Actually, that's not how it usually worked. Rather, raiding made economic sense - particularly for people like the Vikings and later European colonialists such as the Dutch in the East Indies, who used it as an option in a mixed strategy of "raid and trade", using whichever was most convenient. Once attrition had worked enough, incremental conquests, settlement or even being invited to form a buffer became cheap, e.g. for the Vikings in northern England and Normandy, the Ottoman Turks, and the Spanish Reconquista.

The Mises site recently covered Franz Oppenheimer's insights into conquest and state formation, many of which are largely sound (but see also the qualifying material I bring out in my comments there). With all that, conquest remains quite realistic for at least some cases, even with the values of the parameters you have in mind.

"We've probably already passed Peak Oil several years ago, and are within a decade of Peak Coal, which means we're probably very close to Peak Fossil Fuel".

Actually, projections show that peak natural gas is still decades off, and peak coal is on the order of centuries off.

"Resource waste and pollution are the result of state privileges and subsidies to extracting industries, to artificially cheap transportation, etc."

While those make things worse, this is one area in which harmful externalities arise naturally as well as being artificially created like that (as against which, there are some positive externalities, mostly network externalities, so it is quite possible for the interventions to be deliberately or inadvertently helpful - depending on circumstances).

"f you look at the voluntary welfare state of worker mutuals in the nineteenth century, as described by E.P. Thompson and Pyotr Kropotkin, it was an amazing piece of work. If the workers participating in it hadn't been robbed by the Enclosures and other land thefts, subjected to totalitarian controls on their powers to organize by the Combination Acts and Laws of Settlement, etc., imagine what they could have done without the state!"

That makes it sound as though the constraints were applied after the mutual attempts, and possibly in response to them. In fact, most (not all) of the mutual attempts came later.

I'd have posted at the interview site, but I don't like registering for such places. Feel free to repost this there or link to this from there.

November 08, 2010 5:07 PM  
Anonymous Roderick T. Long said...

In general, if subsidies to centralized, high-capacity, long-distance transportation networks are removed, I would expect the overall cost of transportation to rise, and the amount consumed to fall.

In the case of international travel, though, we need to consider not only subsidies but added costs, including everything from TSA security to passports/visas/customs; those costs would fall. And even if overall costs might rise, it doesn't follow that amount consumed would fall, since real incomes would rise in a freed market as well. (Certainly whenever my own real income increases, not just the amount but the proportion I spend on international travel increases.)

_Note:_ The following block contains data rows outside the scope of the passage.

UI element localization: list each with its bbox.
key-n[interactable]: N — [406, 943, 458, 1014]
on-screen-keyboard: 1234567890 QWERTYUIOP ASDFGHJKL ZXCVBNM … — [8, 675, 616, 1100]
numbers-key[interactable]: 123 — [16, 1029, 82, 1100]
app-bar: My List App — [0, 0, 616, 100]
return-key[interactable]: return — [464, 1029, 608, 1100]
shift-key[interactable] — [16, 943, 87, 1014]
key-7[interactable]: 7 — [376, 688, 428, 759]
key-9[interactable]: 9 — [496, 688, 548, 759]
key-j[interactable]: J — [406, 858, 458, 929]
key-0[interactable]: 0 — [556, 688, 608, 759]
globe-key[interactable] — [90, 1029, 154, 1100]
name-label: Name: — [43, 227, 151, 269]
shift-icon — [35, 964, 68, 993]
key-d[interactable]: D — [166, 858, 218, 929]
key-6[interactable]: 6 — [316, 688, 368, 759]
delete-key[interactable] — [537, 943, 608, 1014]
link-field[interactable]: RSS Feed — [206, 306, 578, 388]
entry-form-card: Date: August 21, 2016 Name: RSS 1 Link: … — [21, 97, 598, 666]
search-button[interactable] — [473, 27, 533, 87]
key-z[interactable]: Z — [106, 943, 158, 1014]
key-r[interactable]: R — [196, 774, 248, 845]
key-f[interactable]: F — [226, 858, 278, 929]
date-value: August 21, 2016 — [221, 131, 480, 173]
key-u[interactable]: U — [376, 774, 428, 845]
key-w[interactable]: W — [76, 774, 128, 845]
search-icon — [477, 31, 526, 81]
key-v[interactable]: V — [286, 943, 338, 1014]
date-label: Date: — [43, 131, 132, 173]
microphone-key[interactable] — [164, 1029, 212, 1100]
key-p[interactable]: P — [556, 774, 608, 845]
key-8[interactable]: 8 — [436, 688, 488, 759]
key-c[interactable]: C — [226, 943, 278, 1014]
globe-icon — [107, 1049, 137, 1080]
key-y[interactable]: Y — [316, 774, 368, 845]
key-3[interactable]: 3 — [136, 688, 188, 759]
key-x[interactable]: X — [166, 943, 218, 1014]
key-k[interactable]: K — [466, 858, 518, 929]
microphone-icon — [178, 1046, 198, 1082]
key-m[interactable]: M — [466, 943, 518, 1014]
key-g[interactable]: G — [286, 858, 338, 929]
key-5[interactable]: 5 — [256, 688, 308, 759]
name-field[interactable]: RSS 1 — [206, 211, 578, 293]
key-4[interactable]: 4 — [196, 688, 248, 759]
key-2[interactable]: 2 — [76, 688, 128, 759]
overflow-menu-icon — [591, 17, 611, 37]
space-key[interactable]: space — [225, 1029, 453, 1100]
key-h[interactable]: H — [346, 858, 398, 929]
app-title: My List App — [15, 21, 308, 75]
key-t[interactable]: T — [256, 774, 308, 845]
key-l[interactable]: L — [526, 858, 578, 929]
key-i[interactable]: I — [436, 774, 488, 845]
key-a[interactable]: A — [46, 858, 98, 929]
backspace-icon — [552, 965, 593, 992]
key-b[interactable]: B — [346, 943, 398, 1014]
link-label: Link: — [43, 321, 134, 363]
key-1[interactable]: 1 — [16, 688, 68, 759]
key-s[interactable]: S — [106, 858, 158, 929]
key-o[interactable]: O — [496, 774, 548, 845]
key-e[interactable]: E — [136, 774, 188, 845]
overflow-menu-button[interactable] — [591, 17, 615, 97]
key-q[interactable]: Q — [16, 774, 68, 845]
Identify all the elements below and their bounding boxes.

November 09, 2010 9:18 AM  
Blogger Kevin Carson said...

PML: Thanks for the material re conquest.

Re Peak Coal, I've seen evidence it's a lot closer than that. In countries where coal reserves have been reestimated since the 1990s, there's been a radical downward revision. I think it's pretty likely we're a few years away from the maximum rate of extraction.

Re the mutual welfare state, the implication that it came into existence before the state started interfering was the furthest thing from my mind. What I meant to say is that it would have been even more effective if it had been free to develop with a full range of resources, instead of having to develop simultaneously with state-backed capitalist exploitation.

Roderick: There would probably be some shift, but there's so much low-hanging fruit to be eliminated if it were funded on a cost basis (e.g. especially replacing most business travel with teleconferencing, a much higher rate of telecommuting, etc.) that I doubt individual travel would compensate for it.